Pre-Musings - CheeseIsGood's 2020 Daily Fantasy Baseball Prep: Part 2

To get ready for this MLB season, I wanted to walk through the stats that I am going to be referencing in the Million Dollar Musings as part of Premium this season. If you have a lot of experience with MLB DFS, or if you’ve been reading my Musings the past few seasons, most of this is going to be review. But I want to make sure we’re all on the same page so we can hit the ground running this spring.

gradient
  • Build DFS Lineups Like a Pro!
  • Access to Content and LineupHQ
  • MMA, KBO, Soccer and PGA

The first thing I’ll say is that you do not need to be overwhelmed by the sheer volume of stats available in baseball. It is unlike any other sport in the amount of data that we have to consume. You do not have to be an expert in calculus or scouting to be successful in DFS. My goal in the Musings is to help you become a better DFS player by deepening your understanding of baseball stats and analysis and finding ways to use them in your game.
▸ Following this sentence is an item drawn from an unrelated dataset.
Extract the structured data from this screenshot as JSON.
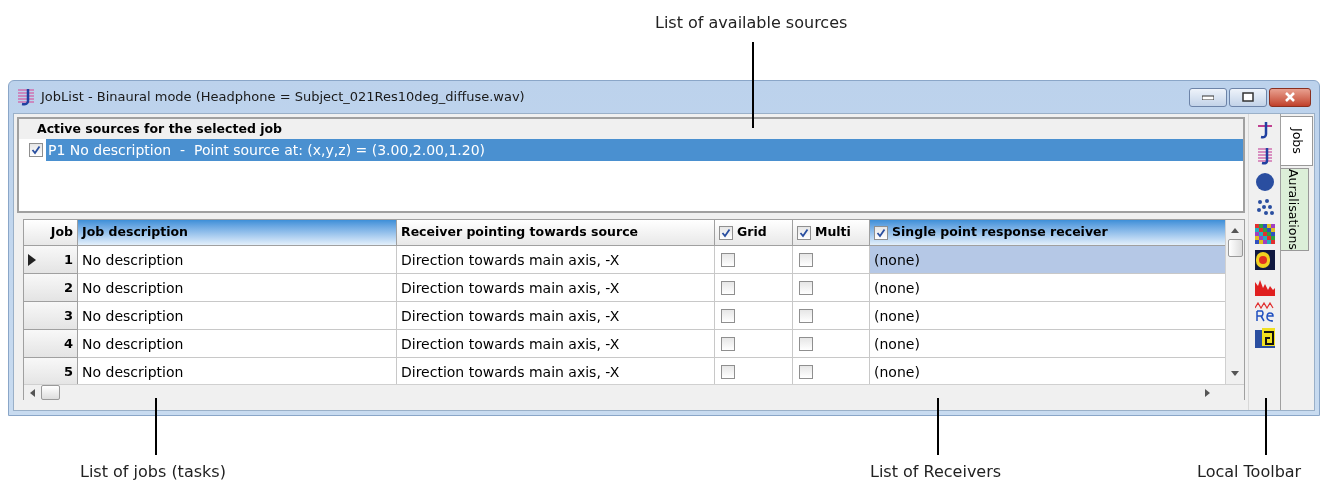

You can find Part 1 of this series here. Today, we’ll walk through pitching, which is where I’ll start each day.

clayton-kershaw-800x480

Over the course of a full season, baseball is one of the most predictable sports, as we have so many stats and metrics to measure a player’s skill. However, due to the small sample size of one game, one at bat at a time, baseball is also the least predictable over the short term. Simply put, there is a lot of randomness in what happens once a ball is hit into the field of play. Trying to predict exactly the outcome of a ball in play is a fool’s errand. So, what I like to do is narrow things down to the things that we can project. You may have heard the term ‘Three True Outcomes’. These outcomes are a walk, a strikeout and a home run. There is no unpredictable randomness that can happen with these three outcomes. It doesn’t matter how the fielders are spread out, how big the outfield is, how slow the runner is, how quick the shortstop’s reflexes are, and on and on. Strikeouts will always be my starting point, so let’s start there. (I think that’s what a starting point means?)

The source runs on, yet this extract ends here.